In order to gather and analyse the hundreds of thousands of mini-messages sent and received by the Data Baby’s phone every day, Channel 4 News worked with MWR InfoSecurity to build a ‘black box’ which could intercept the data.

White commented: “The black box works only with the Data Baby’s phone, storing the torrent of communications flowing to and from it to servers around the world. Even during a one-hour period when the phone was ‘idle’ it sent more than 30 000 packets to 76 servers worldwide. The phone’s exact location was sent to an advertising agency in the Ukraine, and its unique identifier was sent out half a dozen times to ad networks in the US.

“We take it for granted that when we stop talking, texting or browsing, our phones stop communicating. But our experiment shows that whenever it’s switched on, the phone is sending out hundreds of thousands of messages every day.”

He added: “Some of this traffic is useful; it helps the phone to function.
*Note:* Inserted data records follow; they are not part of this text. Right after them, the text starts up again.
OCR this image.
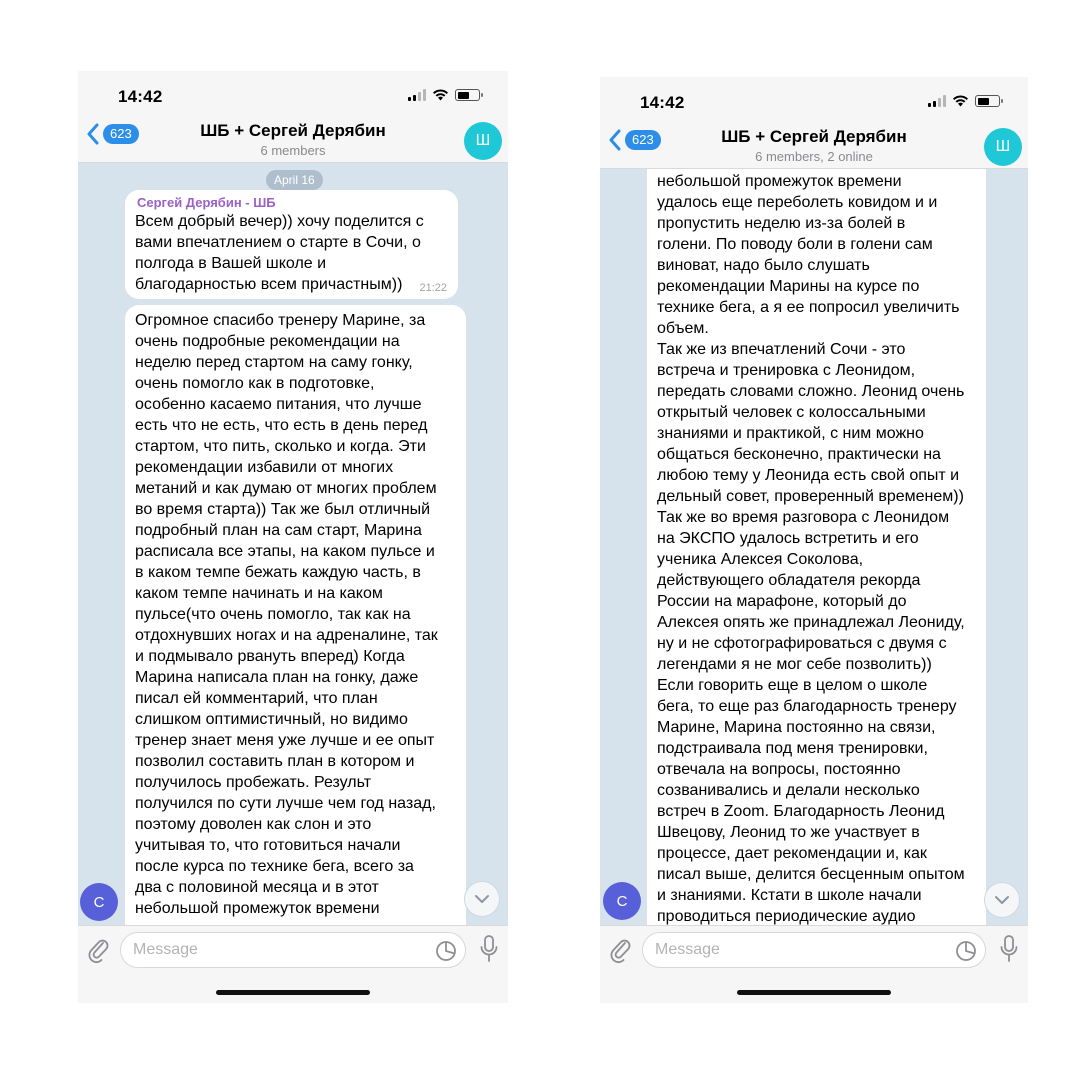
14:42
623	ШБ + Сергей Дерябин
6 members
Ш
April 16
Сергей Дерябин - ШБ
Всем добрый вечер)) хочу поделится с
вами впечатлением о старте в Сочи, о
полгода в Вашей школе и
благодарностью всем причастным))	21:22
Огромное спасибо тренеру Марине, за
очень подробные рекомендации на
неделю перед стартом на саму гонку,
очень помогло как в подготовке,
особенно касаемо питания, что лучше
есть что не есть, что есть в день перед
стартом, что пить, сколько и когда. Эти
рекомендации избавили от многих
метаний и как думаю от многих проблем
во время старта)) Так же был отличный
подробный план на сам старт, Марина
расписала все этапы, на каком пульсе и
в каком темпе бежать каждую часть, в
каком темпе начинать и на каком
пульсе(что очень помогло, так как на
отдохнувших ногах и на адреналине, так
и подмывало рвануть вперед) Когда
Марина написала план на гонку, даже
писал ей комментарий, что план
слишком оптимистичный, но видимо
тренер знает меня уже лучше и ее опыт
позволил составить план в котором и
получилось пробежать. Результ
получился по сути лучше чем год назад,
поэтому доволен как слон и это
учитывая то, что готовиться начали
после курса по технике бега, всего за
два с половиной месяца и в этот
небольшой промежуток времени
С
Message
14:42
623	ШБ + Сергей Дерябин
6 members, 2 online
Ш
небольшой промежуток времени
удалось еще переболеть ковидом и и
пропустить неделю из-за болей в
голени. По поводу боли в голени сам
виноват, надо было слушать
рекомендации Марины на курсе по
технике бега, а я ее попросил увеличить
объем.
Так же из впечатлений Сочи - это
встреча и тренировка с Леонидом,
передать словами сложно. Леонид очень
открытый человек с колоссальными
знаниями и практикой, с ним можно
общаться бесконечно, практически на
любою тему у Леонида есть свой опыт и
дельный совет, проверенный временем))
Так же во время разговора с Леонидом
на ЭКСПО удалось встретить и его
ученика Алексея Соколова,
действующего обладателя рекорда
России на марафоне, который до
Алексея опять же принадлежал Леониду,
ну и не сфотографироваться с двумя с
легендами я не мог себе позволить))
Если говорить еще в целом о школе
бега, то еще раз благодарность тренеру
Марине, Марина постоянно на связи,
подстраивала под меня тренировки,
отвечала на вопросы, постоянно
созванивались и делали несколько
встреч в Zoom. Благодарность Леонид
Швецову, Леонид то же участвует в
процессе, дает рекомендации и, как
писал выше, делится бесценным опытом
и знаниями. Кстати в школе начали
проводиться периодические аудио
С
Message
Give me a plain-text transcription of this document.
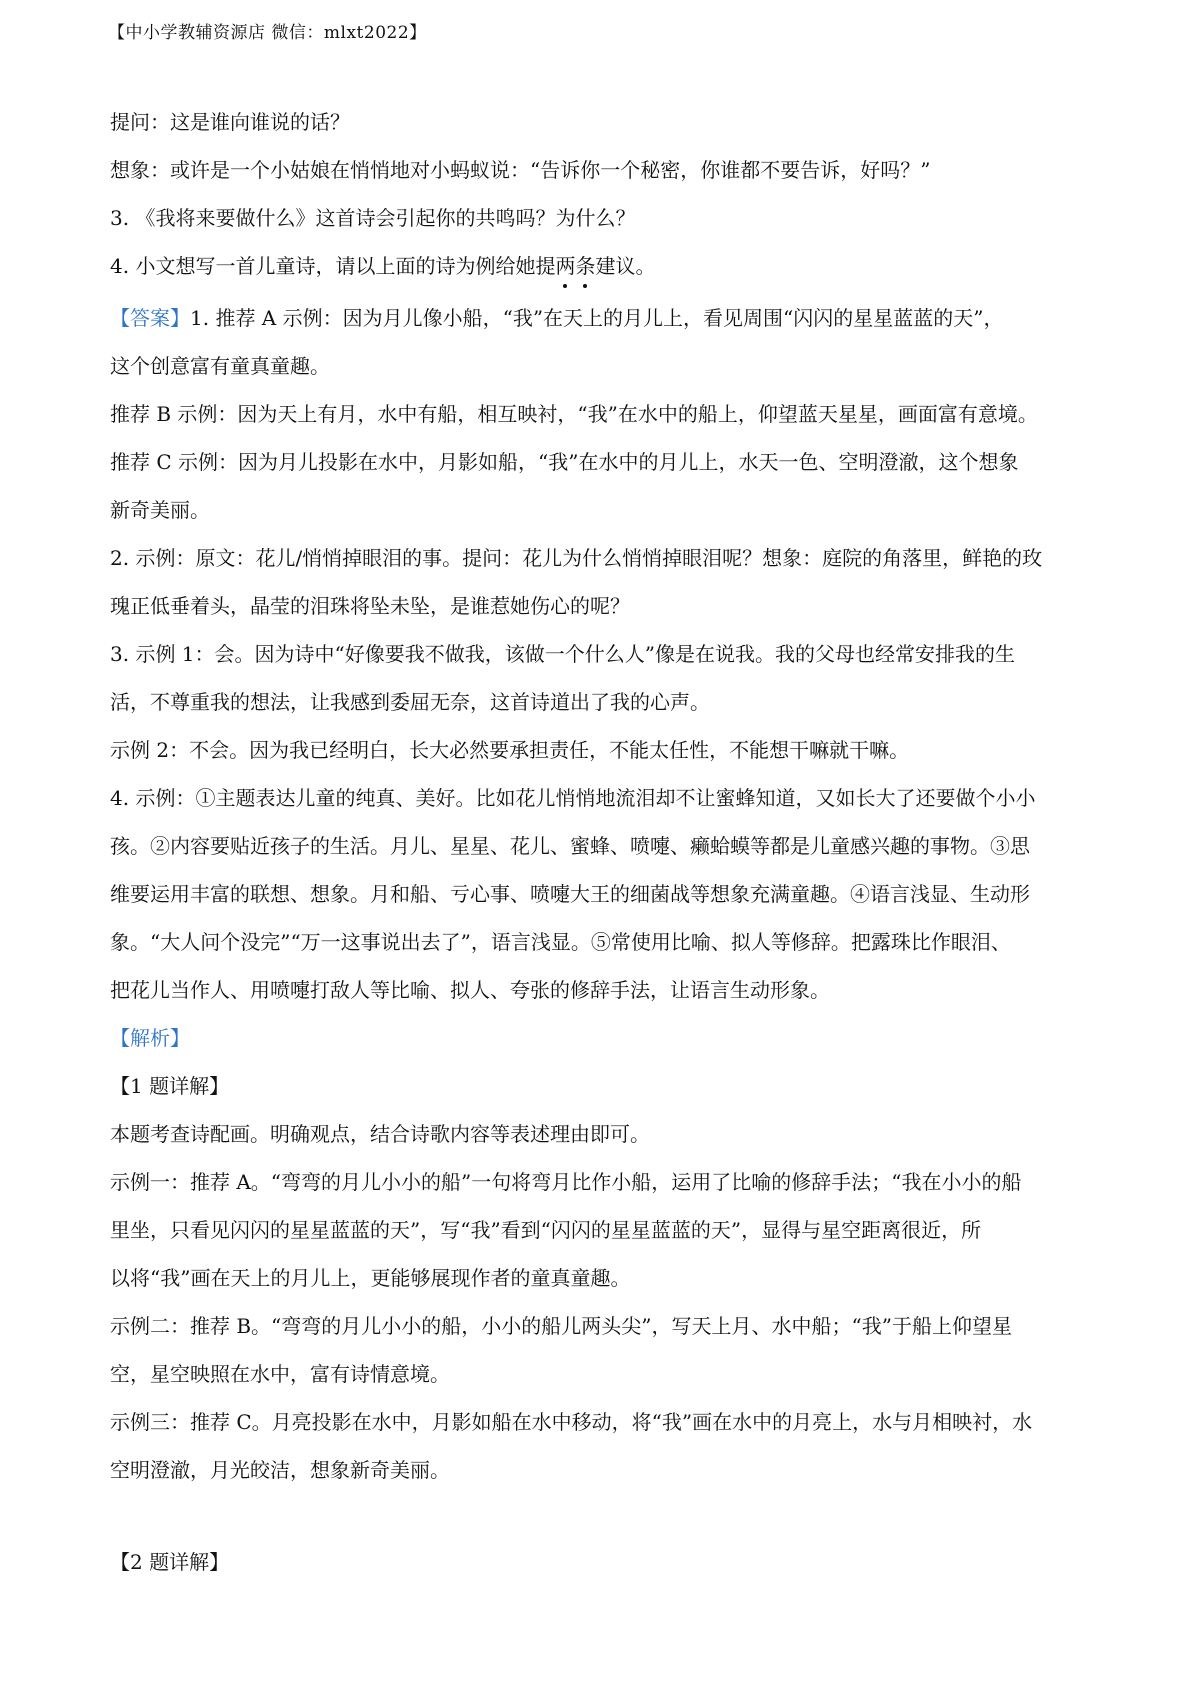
【中小学教辅资源店 微信：mlxt2022】

提问：这是谁向谁说的话？

想象：或许是一个小姑娘在悄悄地对小蚂蚁说：“告诉你一个秘密，你谁都不要告诉，好吗？”

3. 《我将来要做什么》这首诗会引起你的共鸣吗？为什么？

4. 小文想写一首儿童诗，请以上面的诗为例给她提两条建议。

【答案】1. 推荐 A 示例：因为月儿像小船，“我”在天上的月儿上，看见周围“闪闪的星星蓝蓝的天”，

这个创意富有童真童趣。

推荐 B 示例：因为天上有月，水中有船，相互映衬，“我”在水中的船上，仰望蓝天星星，画面富有意境。

推荐 C 示例：因为月儿投影在水中，月影如船，“我”在水中的月儿上，水天一色、空明澄澈，这个想象

新奇美丽。

2. 示例：原文：花儿/悄悄掉眼泪的事。提问：花儿为什么悄悄掉眼泪呢？想象：庭院的角落里，鲜艳的玫

瑰正低垂着头，晶莹的泪珠将坠未坠，是谁惹她伤心的呢？

3. 示例 1：会。因为诗中“好像要我不做我，该做一个什么人”像是在说我。我的父母也经常安排我的生

活，不尊重我的想法，让我感到委屈无奈，这首诗道出了我的心声。

示例 2：不会。因为我已经明白，长大必然要承担责任，不能太任性，不能想干嘛就干嘛。

4. 示例：①主题表达儿童的纯真、美好。比如花儿悄悄地流泪却不让蜜蜂知道，又如长大了还要做个小小

孩。②内容要贴近孩子的生活。月儿、星星、花儿、蜜蜂、喷嚏、癞蛤蟆等都是儿童感兴趣的事物。③思

维要运用丰富的联想、想象。月和船、亏心事、喷嚏大王的细菌战等想象充满童趣。④语言浅显、生动形

象。“大人问个没完”“万一这事说出去了”，语言浅显。⑤常使用比喻、拟人等修辞。把露珠比作眼泪、

把花儿当作人、用喷嚏打敌人等比喻、拟人、夸张的修辞手法，让语言生动形象。

【解析】

【1 题详解】

本题考查诗配画。明确观点，结合诗歌内容等表述理由即可。

示例一：推荐 A。“弯弯的月儿小小的船”一句将弯月比作小船，运用了比喻的修辞手法；“我在小小的船

里坐，只看见闪闪的星星蓝蓝的天”，写“我”看到“闪闪的星星蓝蓝的天”，显得与星空距离很近，所

以将“我”画在天上的月儿上，更能够展现作者的童真童趣。

示例二：推荐 B。“弯弯的月儿小小的船，小小的船儿两头尖”，写天上月、水中船；“我”于船上仰望星

空，星空映照在水中，富有诗情意境。

示例三：推荐 C。月亮投影在水中，月影如船在水中移动，将“我”画在水中的月亮上，水与月相映衬，水

空明澄澈，月光皎洁，想象新奇美丽。

【2 题详解】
But some of it seems to serve little purpose than putting personal information into the hands of advertisers, unknown – and very probably unwelcome – to the phone’s user. Thanks to MWR InfoSecurity’s work on the Data Baby project we now have a glimpse of just how far our personal information is carried thanks to smartphones.”

Recent revelations about intelligence agencies’ use of surveillance have made the public much more aware of who is handling mobile devices’ data.

Rob Miller, security consultant at MWR InfoSecurity, said: “We are well aware of how mobile devices communicate with other servers but most users are not and they should be very careful about what permissions are given to applications. I am sure that most users would be shocked at the amount of information that is sent and received.”

Alex Fidgen, director at MWR InfoSecurity, added: “It is extremely important that broadcasters like Channel 4 carry out these investigations and make them public. We see and deal with security issues and vulnerabilities on mobile devices on a regular basis and were delighted to work with Channel 4 News on this project.”